Following the Turkish invasion of 1974 and the subsequent de facto partition of the island, the currency situation in Cyprus by 1983 was one of formal unity masking profound political division. The Republic of Cyprus, internationally recognized and controlling the southern two-thirds of the island, continued to use the Cypriot pound (C£) as its sole legal tender. This currency, pegged to a basket of currencies and managed by the Central Bank of Cyprus in Nicosia, remained stable and was integral to the Greek Cypriot economy, which was beginning to recover and shift towards services and tourism.
In the north, the situation was radically different. After the self-declaration of the Turkish Republic of Northern Cyprus (TRNC) in November 1983, which was recognized only by Turkey, the area operated with a dual-currency system dominated by the Turkish lira. The Cypriot pound still circulated but was increasingly sidelined. Economic isolation, reliance on Turkish aid, and high inflation imported from Turkey created severe instability. This effectively cleaved the island into two separate monetary zones: a stable, internationally integrated south and an isolated, inflation-prone north.

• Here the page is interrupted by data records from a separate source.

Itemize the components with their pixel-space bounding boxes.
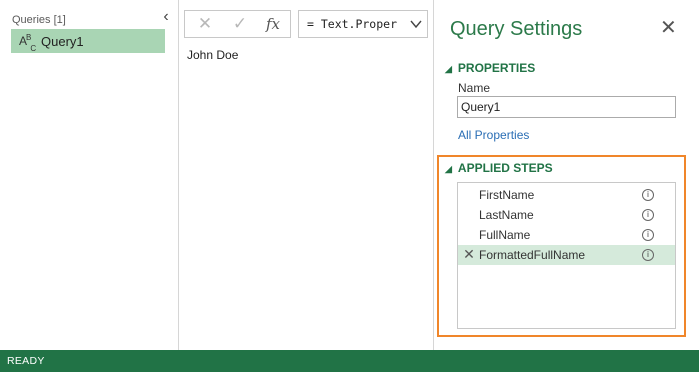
collapse-triangle-icon: ◢	[445, 64, 452, 74]
queries-pane: Queries [1] ‹ ABC Query1	[0, 0, 179, 350]
applied-steps-section-header[interactable]: ◢ APPLIED STEPS	[445, 161, 553, 175]
settings-title: Query Settings	[450, 18, 583, 40]
formula-input[interactable]: = Text.Proper	[298, 10, 428, 38]
collapse-triangle-icon: ◢	[445, 164, 452, 174]
info-icon[interactable]: i	[642, 229, 654, 241]
queries-header: Queries [1]	[12, 14, 66, 26]
text-type-icon: ABC	[19, 33, 36, 54]
step-label: FormattedFullName	[479, 248, 586, 262]
applied-step[interactable]: FullName i	[458, 225, 675, 245]
formula-bar-buttons: ✕ ✓ fx	[184, 10, 291, 38]
info-icon[interactable]: i	[642, 209, 654, 221]
query-label: Query1	[41, 34, 84, 49]
applied-step-selected[interactable]: ✕ FormattedFullName i	[458, 245, 675, 265]
cancel-icon[interactable]: ✕	[193, 15, 217, 33]
name-label: Name	[458, 81, 491, 95]
all-properties-link[interactable]: All Properties	[458, 128, 529, 142]
status-bar: READY	[0, 350, 699, 372]
close-icon[interactable]: ✕	[660, 18, 677, 38]
formula-text: = Text.Proper	[307, 17, 398, 31]
step-label: LastName	[479, 208, 534, 222]
chevron-down-icon[interactable]	[409, 17, 423, 31]
applied-steps-list: FirstName i LastName i FullName i ✕ Form…	[457, 182, 676, 329]
info-icon[interactable]: i	[642, 189, 654, 201]
collapse-pane-icon[interactable]: ‹	[159, 9, 173, 25]
info-icon[interactable]: i	[642, 249, 654, 261]
query-settings-pane: Query Settings ✕ ◢ PROPERTIES Name All Pr…	[433, 0, 699, 350]
preview-cell-value: John Doe	[187, 48, 239, 62]
delete-step-icon[interactable]: ✕	[462, 247, 476, 261]
query-list-item[interactable]: ABC Query1	[11, 29, 165, 53]
properties-section-header[interactable]: ◢ PROPERTIES	[445, 61, 535, 75]
commit-icon[interactable]: ✓	[228, 15, 252, 33]
applied-step[interactable]: LastName i	[458, 205, 675, 225]
status-text: READY	[7, 355, 45, 367]
name-input[interactable]	[457, 96, 676, 118]
applied-steps-heading: APPLIED STEPS	[457, 161, 553, 175]
step-label: FirstName	[479, 188, 535, 202]
properties-heading: PROPERTIES	[457, 61, 536, 75]
step-label: FullName	[479, 228, 531, 242]
applied-step[interactable]: FirstName i	[458, 185, 675, 205]
fx-icon[interactable]: fx	[261, 15, 285, 33]
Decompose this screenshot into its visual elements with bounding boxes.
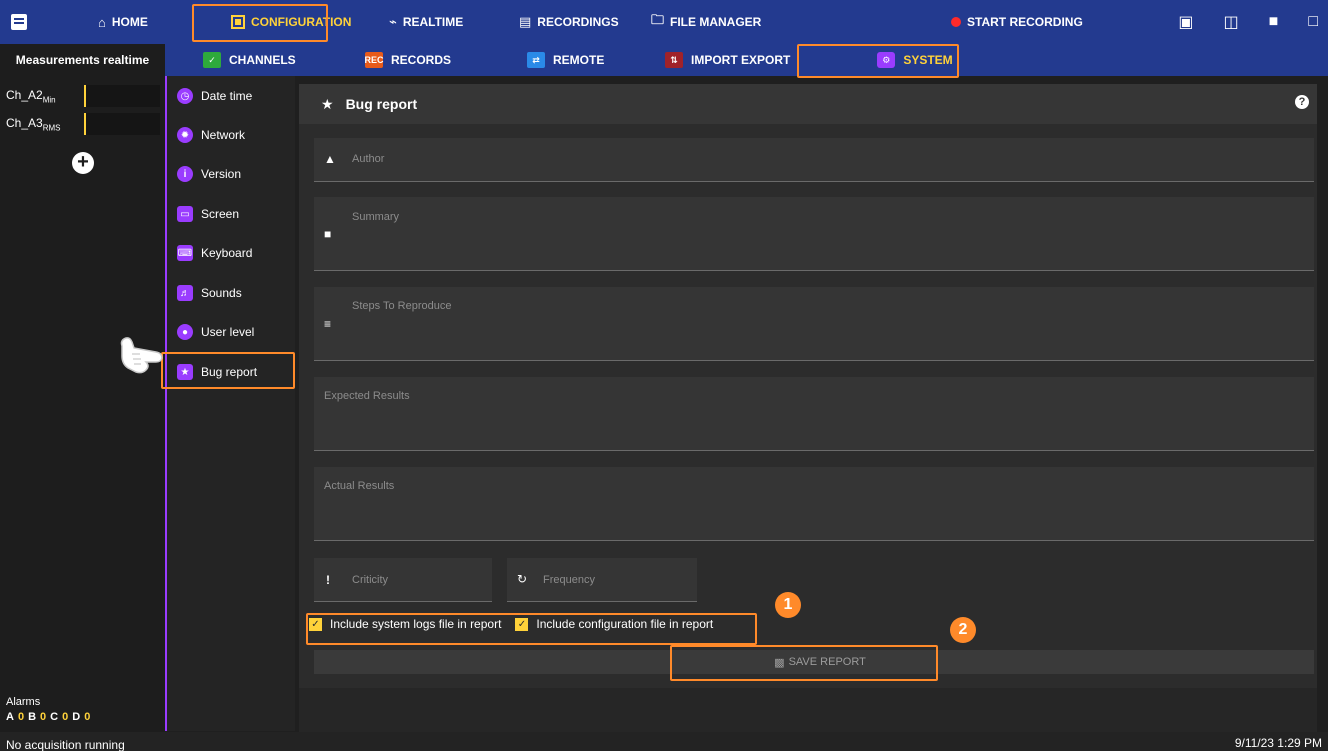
save-icon: ▩	[774, 656, 785, 669]
expected-results-field[interactable]: Expected Results	[314, 377, 1314, 451]
layout-icon[interactable]: ◫	[1224, 12, 1239, 32]
monitor-icon: ▭	[177, 206, 193, 222]
pointing-hand-icon	[120, 337, 163, 374]
author-field[interactable]: ▲ Author	[314, 138, 1314, 182]
criticity-field[interactable]: ! Criticity	[314, 558, 492, 602]
form-title: Bug report	[345, 96, 418, 112]
menu-date-time[interactable]: ◷ Date time	[177, 84, 252, 108]
top-nav-bar: ⌂ HOME CONFIGURATION ⌁ REALTIME ▤ RECORD…	[0, 0, 1328, 44]
nav-home[interactable]: ⌂ HOME	[90, 0, 185, 44]
channels-icon: ✓	[203, 52, 221, 68]
recordings-icon: ▤	[519, 14, 532, 29]
record-dot-icon	[951, 17, 961, 27]
steps-field[interactable]: ≡ Steps To Reproduce	[314, 287, 1314, 361]
status-datetime: 9/11/23 1:29 PM	[1234, 736, 1322, 750]
acquisition-status: No acquisition running	[6, 738, 125, 751]
configuration-icon	[231, 15, 245, 29]
exclamation-icon: !	[326, 573, 330, 587]
keyboard-icon: ⌨	[177, 245, 193, 261]
callout-badge-1: 1	[775, 592, 801, 618]
frequency-field[interactable]: ↻ Frequency	[507, 558, 697, 602]
menu-version[interactable]: i Version	[177, 162, 241, 186]
add-channel-icon[interactable]: +	[72, 152, 94, 174]
comment-icon: ■	[324, 227, 332, 241]
tab-channels[interactable]: ✓ CHANNELS	[203, 44, 365, 76]
menu-sounds[interactable]: ♬ Sounds	[177, 281, 242, 305]
alarms-label: Alarms	[6, 696, 41, 708]
include-logs-label: Include system logs file in report	[330, 617, 502, 631]
home-icon: ⌂	[98, 14, 106, 30]
system-gear-icon: ⚙	[877, 52, 896, 68]
menu-keyboard[interactable]: ⌨ Keyboard	[177, 241, 252, 265]
help-icon[interactable]: ?	[1295, 95, 1309, 109]
person-icon: ▲	[324, 152, 336, 166]
form-header: ★ Bug report ?	[299, 84, 1317, 124]
nav-realtime[interactable]: ⌁ REALTIME	[381, 0, 511, 44]
menu-bug-report[interactable]: ★ Bug report	[177, 360, 257, 384]
lock-open-icon[interactable]: □	[1308, 13, 1318, 31]
clock-icon: ◷	[177, 88, 193, 104]
speaker-icon: ♬	[177, 285, 193, 301]
realtime-icon: ⌁	[389, 14, 397, 29]
summary-field[interactable]: ■ Summary	[314, 197, 1314, 271]
tab-remote[interactable]: ⇄ REMOTE	[527, 44, 665, 76]
save-report-button[interactable]: ▩ SAVE REPORT	[686, 650, 954, 674]
menu-network[interactable]: ✹ Network	[177, 123, 245, 147]
measurements-realtime-title: Measurements realtime	[0, 44, 165, 76]
tab-records[interactable]: REC RECORDS	[365, 44, 527, 76]
import-export-icon: ⇅	[665, 52, 683, 68]
tab-import-export[interactable]: ⇅ IMPORT EXPORT	[665, 44, 840, 76]
alarm-indicators: A0 B0 C0 D0	[6, 711, 91, 723]
lock-icon[interactable]: ■	[1269, 13, 1279, 31]
sub-nav-bar: Measurements realtime ✓ CHANNELS REC REC…	[0, 44, 1328, 76]
app-menu-icon[interactable]	[8, 11, 30, 33]
include-config-label: Include configuration file in report	[536, 617, 714, 631]
save-bar: ▩ SAVE REPORT	[314, 650, 1314, 674]
channel-row[interactable]: Ch_A2Min	[6, 84, 160, 108]
list-icon: ≡	[324, 317, 332, 331]
remote-icon: ⇄	[527, 52, 545, 68]
callout-badge-2: 2	[950, 617, 976, 643]
menu-screen[interactable]: ▭ Screen	[177, 202, 239, 226]
bug-icon: ★	[177, 364, 193, 380]
system-menu: ◷ Date time ✹ Network i Version ▭ Screen ⌨ Ke…	[165, 76, 295, 731]
nav-configuration[interactable]: CONFIGURATION	[223, 0, 381, 44]
include-logs-checkbox[interactable]: ✓	[309, 617, 322, 631]
frequency-icon: ↻	[517, 572, 528, 586]
channels-panel: Ch_A2Min Ch_A3RMS + Alarms A0 B0 C0 D0	[0, 76, 165, 751]
user-icon: ●	[177, 324, 193, 340]
channel-row[interactable]: Ch_A3RMS	[6, 112, 160, 136]
include-config-checkbox[interactable]: ✓	[515, 617, 529, 631]
bug-icon: ★	[321, 95, 334, 112]
camera-icon[interactable]: ▣	[1178, 12, 1193, 32]
bug-report-form: ★ Bug report ? ▲ Author ■ Summary ≡ Step…	[299, 84, 1317, 688]
records-icon: REC	[365, 52, 384, 68]
folder-icon: 🗀	[651, 12, 665, 27]
form-footer-area	[299, 688, 1317, 732]
include-options: ✓ Include system logs file in report ✓ I…	[309, 617, 713, 631]
nav-file-manager[interactable]: 🗀 FILE MANAGER	[643, 0, 793, 44]
network-icon: ✹	[177, 127, 193, 143]
info-icon: i	[177, 166, 193, 182]
tab-system[interactable]: ⚙ SYSTEM	[840, 44, 990, 76]
actual-results-field[interactable]: Actual Results	[314, 467, 1314, 541]
status-bar	[0, 732, 1328, 751]
menu-user-level[interactable]: ● User level	[177, 320, 254, 344]
start-recording-button[interactable]: START RECORDING	[943, 0, 1091, 44]
nav-recordings[interactable]: ▤ RECORDINGS	[511, 0, 643, 44]
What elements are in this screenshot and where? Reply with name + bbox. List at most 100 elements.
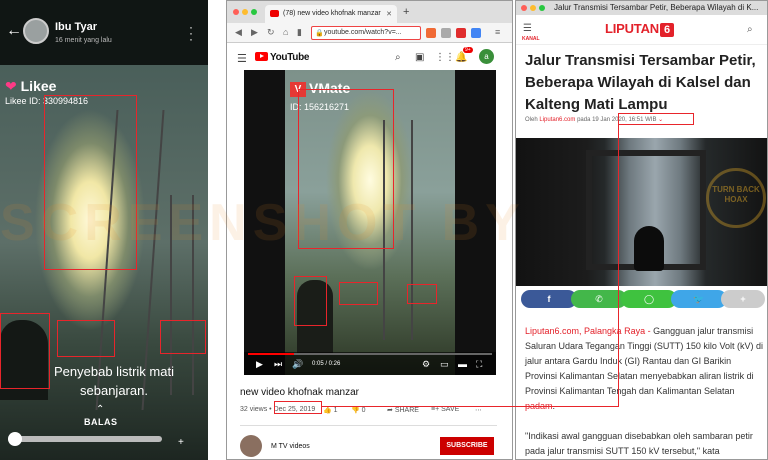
more-share-button[interactable]: +: [721, 290, 765, 308]
extension-m-icon[interactable]: [456, 28, 466, 38]
article-photo: TURN BACK HOAX: [516, 138, 767, 286]
search-icon[interactable]: ⌕: [395, 52, 401, 63]
volume-icon[interactable]: 🔊: [292, 359, 303, 370]
story-video-frame: [0, 65, 208, 460]
story-progress-slider[interactable]: [8, 436, 162, 442]
more-icon[interactable]: ⋯: [475, 406, 482, 414]
channel-name[interactable]: M TV videos: [271, 443, 310, 450]
time-display: 0:05 / 0:26: [312, 361, 341, 367]
lock-icon: 🔒: [315, 30, 324, 37]
share-button[interactable]: ➦ SHARE: [387, 406, 419, 414]
back-icon[interactable]: ◀: [235, 27, 242, 38]
slider-knob[interactable]: [8, 432, 22, 446]
user-avatar[interactable]: a: [479, 49, 494, 64]
liputan6-header: ☰ KANAL LIPUTAN 6 ⌕: [516, 15, 767, 45]
save-button[interactable]: ≡+ SAVE: [431, 406, 459, 413]
browser-tabbar: (78) new video khofnak manzar ✕ +: [227, 1, 512, 23]
reload-icon[interactable]: ↻: [267, 27, 275, 38]
maximize-window-icon[interactable]: [251, 9, 257, 15]
person-silhouette: [634, 226, 664, 271]
padam-link[interactable]: padam: [525, 401, 553, 411]
close-window-icon[interactable]: [521, 5, 527, 11]
bookmark-icon[interactable]: ▮: [297, 27, 302, 38]
upload-date: Dec 25, 2019: [273, 406, 316, 413]
video-meta: 32 views • Dec 25, 2019: [240, 406, 316, 413]
heart-icon: ❤: [5, 78, 17, 94]
liputan6-article-panel: Jalur Transmisi Tersambar Petir, Beberap…: [515, 0, 768, 460]
miniplayer-icon[interactable]: ▭: [440, 359, 449, 370]
likee-logo: ❤ Likee: [5, 78, 57, 94]
youtube-logo[interactable]: YouTube: [255, 52, 310, 63]
brave-shield-icon[interactable]: [426, 28, 436, 38]
next-icon[interactable]: ⏭: [274, 359, 282, 370]
line-share-button[interactable]: ◯: [621, 290, 677, 308]
new-tab-icon[interactable]: +: [403, 6, 409, 18]
source-link[interactable]: Liputan6.com, Palangka Raya -: [525, 326, 651, 336]
vmate-watermark: V VMate: [290, 80, 350, 97]
window-titlebar: Jalur Transmisi Tersambar Petir, Beberap…: [516, 1, 767, 15]
progress-bar[interactable]: [248, 353, 492, 355]
play-icon[interactable]: ▶: [256, 359, 263, 370]
browser-menu-icon[interactable]: ≡: [495, 27, 500, 37]
notifications-bell-icon[interactable]: 🔔: [455, 52, 467, 63]
facebook-share-button[interactable]: f: [521, 290, 577, 308]
reply-button[interactable]: BALAS: [84, 417, 118, 427]
player-controls: ▶ ⏭ 🔊 0:05 / 0:26 ⚙ ▭ ▬ ⛶: [244, 352, 496, 375]
twitter-share-button[interactable]: 🐦: [671, 290, 727, 308]
theater-mode-icon[interactable]: ▬: [458, 359, 467, 369]
search-icon[interactable]: ⌕: [747, 24, 753, 35]
article-byline: Oleh Liputan6.com pada 19 Jan 2020, 16:5…: [525, 117, 664, 123]
home-icon[interactable]: ⌂: [283, 27, 288, 37]
translate-icon[interactable]: [471, 28, 481, 38]
person-silhouette: [297, 280, 333, 355]
hamburger-menu-icon[interactable]: ☰: [237, 52, 247, 65]
back-arrow-icon[interactable]: ←: [6, 22, 22, 40]
forward-icon[interactable]: ▶: [251, 27, 258, 38]
window-title: Jalur Transmisi Tersambar Petir, Beberap…: [554, 3, 759, 12]
article-date: 19 Jan 2020, 16:51 WIB: [592, 117, 657, 123]
extension-icon[interactable]: [441, 28, 451, 38]
vmate-id: ID: 156216271: [290, 102, 350, 112]
close-tab-icon[interactable]: ✕: [386, 10, 392, 18]
tab-youtube[interactable]: (78) new video khofnak manzar ✕: [265, 5, 397, 23]
likee-id: Likee ID: 330994816: [5, 96, 89, 106]
liputan6-logo[interactable]: LIPUTAN 6: [605, 21, 674, 37]
subscribe-button[interactable]: SUBSCRIBE: [440, 437, 494, 455]
chevron-down-icon[interactable]: ⌄: [658, 117, 663, 123]
channel-avatar[interactable]: [240, 435, 262, 457]
more-options-icon[interactable]: · · ·: [189, 21, 193, 45]
close-window-icon[interactable]: [233, 9, 239, 15]
fullscreen-icon[interactable]: ⛶: [476, 359, 482, 370]
chevron-up-icon: ⌃: [96, 404, 105, 415]
article-paragraph: Liputan6.com, Palangka Raya - Gangguan j…: [525, 326, 763, 411]
address-bar: ◀ ▶ ↻ ⌂ ▮ 🔒 youtube.com/watch?v=... ≡: [227, 23, 512, 43]
plus-icon[interactable]: +: [178, 437, 184, 448]
dislike-button[interactable]: 👎 0: [351, 406, 366, 414]
video-title: new video khofnak manzar: [240, 387, 359, 398]
screenshot-watermark: SCREENSHOT BY: [0, 194, 526, 252]
apps-grid-icon[interactable]: ⋮⋮: [435, 52, 455, 63]
like-button[interactable]: 👍 1: [323, 406, 338, 414]
avatar[interactable]: [23, 18, 49, 44]
youtube-header: ☰ YouTube ⌕ ▣ ⋮⋮ 🔔 9+ a: [227, 44, 512, 70]
notification-badge: 9+: [463, 47, 473, 53]
story-username: Ibu Tyar: [55, 21, 97, 33]
story-time: 16 menit yang lalu: [55, 37, 112, 44]
maximize-window-icon[interactable]: [539, 5, 545, 11]
settings-gear-icon[interactable]: ⚙: [422, 359, 430, 370]
youtube-favicon-icon: [270, 10, 279, 17]
minimize-window-icon[interactable]: [242, 9, 248, 15]
article-headline: Jalur Transmisi Tersambar Petir, Beberap…: [525, 52, 756, 113]
article-paragraph: "Indikasi awal gangguan disebabkan oleh …: [525, 431, 753, 456]
whatsapp-share-button[interactable]: ✆: [571, 290, 627, 308]
play-logo-icon: [255, 52, 268, 61]
create-video-icon[interactable]: ▣: [415, 52, 424, 63]
minimize-window-icon[interactable]: [530, 5, 536, 11]
comparison-collage: ← Ibu Tyar 16 menit yang lalu · · · ❤ Like…: [0, 0, 768, 460]
url-input[interactable]: 🔒 youtube.com/watch?v=...: [311, 26, 421, 40]
kanal-label[interactable]: KANAL: [522, 36, 540, 42]
divider: [240, 425, 497, 426]
story-caption: Penyebab listrik mati sebanjaran.: [54, 364, 174, 398]
turn-back-hoax-stamp: TURN BACK HOAX: [706, 168, 766, 228]
hamburger-menu-icon[interactable]: ☰: [523, 23, 532, 34]
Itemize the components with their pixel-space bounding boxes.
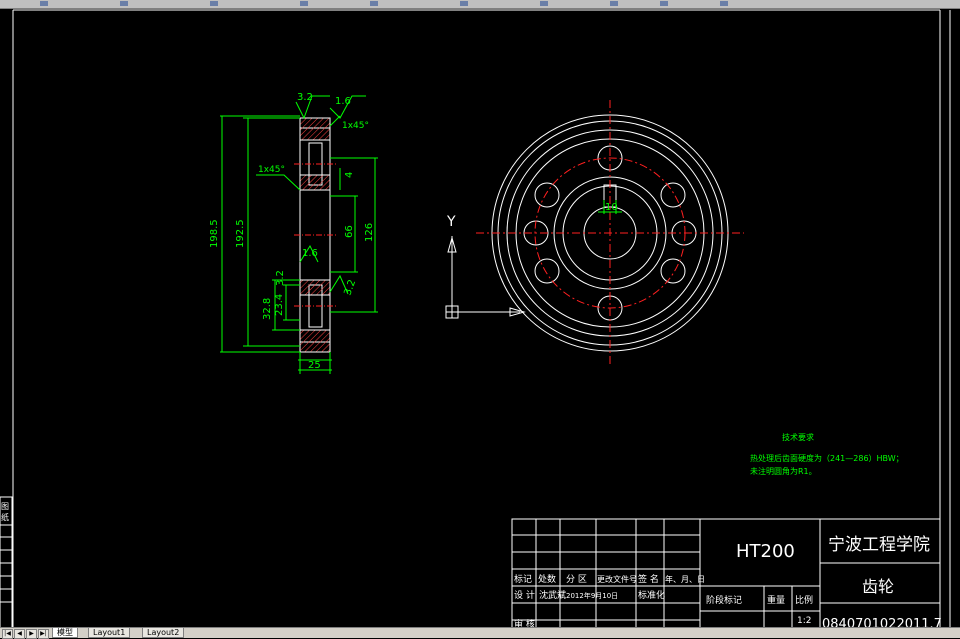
toolbar-icon[interactable]	[120, 1, 128, 6]
school-name: 宁波工程学院	[828, 535, 930, 555]
dim-192-5: 192.5	[235, 219, 246, 248]
dim-10: 10	[605, 202, 618, 213]
standard-label: 标准化	[638, 589, 665, 601]
chamfer-left: 1x45°	[258, 165, 285, 175]
toolbar-icon[interactable]	[460, 1, 468, 6]
toolbar	[0, 0, 960, 9]
stage-header: 阶段标记	[706, 594, 742, 606]
dim-23-4: 23.4	[274, 294, 285, 316]
toolbar-icon[interactable]	[660, 1, 668, 6]
design-label: 设 计	[514, 589, 535, 601]
roughness-top-right: 1.6	[335, 96, 351, 107]
header-sign: 签 名	[638, 573, 659, 585]
header-count: 处数	[538, 573, 556, 585]
dim-198-5: 198.5	[209, 219, 220, 248]
dim-126: 126	[364, 223, 375, 242]
tech-notes-line1: 热处理后齿面硬度为（241—286）HBW；	[750, 453, 904, 463]
dim-3-2-side: 3.2	[275, 270, 286, 286]
designer-name: 沈武斌	[539, 589, 566, 601]
dim-32-8: 32.8	[262, 298, 273, 320]
last-tab-button[interactable]: ▶|	[38, 629, 49, 639]
roughness-top-left: 3.2	[297, 92, 313, 103]
ucs-icon	[445, 236, 526, 319]
toolbar-icon[interactable]	[720, 1, 728, 6]
toolbar-icon[interactable]	[210, 1, 218, 6]
scale-header: 比例	[795, 594, 813, 606]
left-label-2: 纸	[1, 512, 9, 522]
header-date: 年、月、日	[665, 574, 705, 584]
drawing-frame	[12, 9, 951, 628]
left-label-1: 图	[1, 502, 9, 511]
tech-notes-title: 技术要求	[782, 432, 814, 442]
design-date: 2012年9月10日	[566, 591, 618, 600]
header-zone: 分 区	[566, 574, 587, 585]
tech-notes-line2: 未注明圆角为R1。	[750, 466, 817, 476]
layout-tabs: |◀ ◀ ▶ ▶| 模型 Layout1 Layout2	[0, 627, 960, 639]
roughness-bottom: 3.2	[342, 278, 358, 297]
toolbar-icon[interactable]	[300, 1, 308, 6]
toolbar-icon[interactable]	[610, 1, 618, 6]
toolbar-icon[interactable]	[540, 1, 548, 6]
next-tab-button[interactable]: ▶	[26, 629, 37, 639]
header-mark: 标记	[514, 573, 532, 585]
chamfer-top: 1x45°	[342, 121, 369, 131]
dim-25: 25	[308, 360, 321, 371]
drawing-canvas[interactable]: 图 纸 198.5 192.5 126 66 4 25 32.8 23.4 3.…	[0, 9, 960, 628]
axis-label-y: Y	[446, 214, 456, 230]
front-view: 10	[476, 100, 744, 366]
dim-66: 66	[344, 225, 355, 238]
toolbar-icon[interactable]	[370, 1, 378, 6]
toolbar-icon[interactable]	[40, 1, 48, 6]
first-tab-button[interactable]: |◀	[2, 629, 13, 639]
material: HT200	[736, 541, 795, 562]
prev-tab-button[interactable]: ◀	[14, 629, 25, 639]
part-name: 齿轮	[862, 577, 894, 596]
side-view	[294, 117, 336, 353]
roughness-mid: 1.6	[302, 248, 318, 259]
weight-header: 重量	[767, 594, 785, 606]
scale-value: 1:2	[797, 616, 811, 626]
dim-4: 4	[344, 172, 355, 178]
header-change-doc: 更改文件号	[597, 574, 637, 584]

Consequently, 1983 marked a point of no return in the island's monetary fragmentation. The political act of unilateral independence in the north cemented the economic divide that had been widening since 1974. While the Republic of Cyprus maintained a single official currency for the whole island
de jure, the
de facto reality was a bifurcated system, with the north progressively moving towards full monetary dependence on Turkey, a process that would culminate in the formal adoption of the Turkish lira in the following years.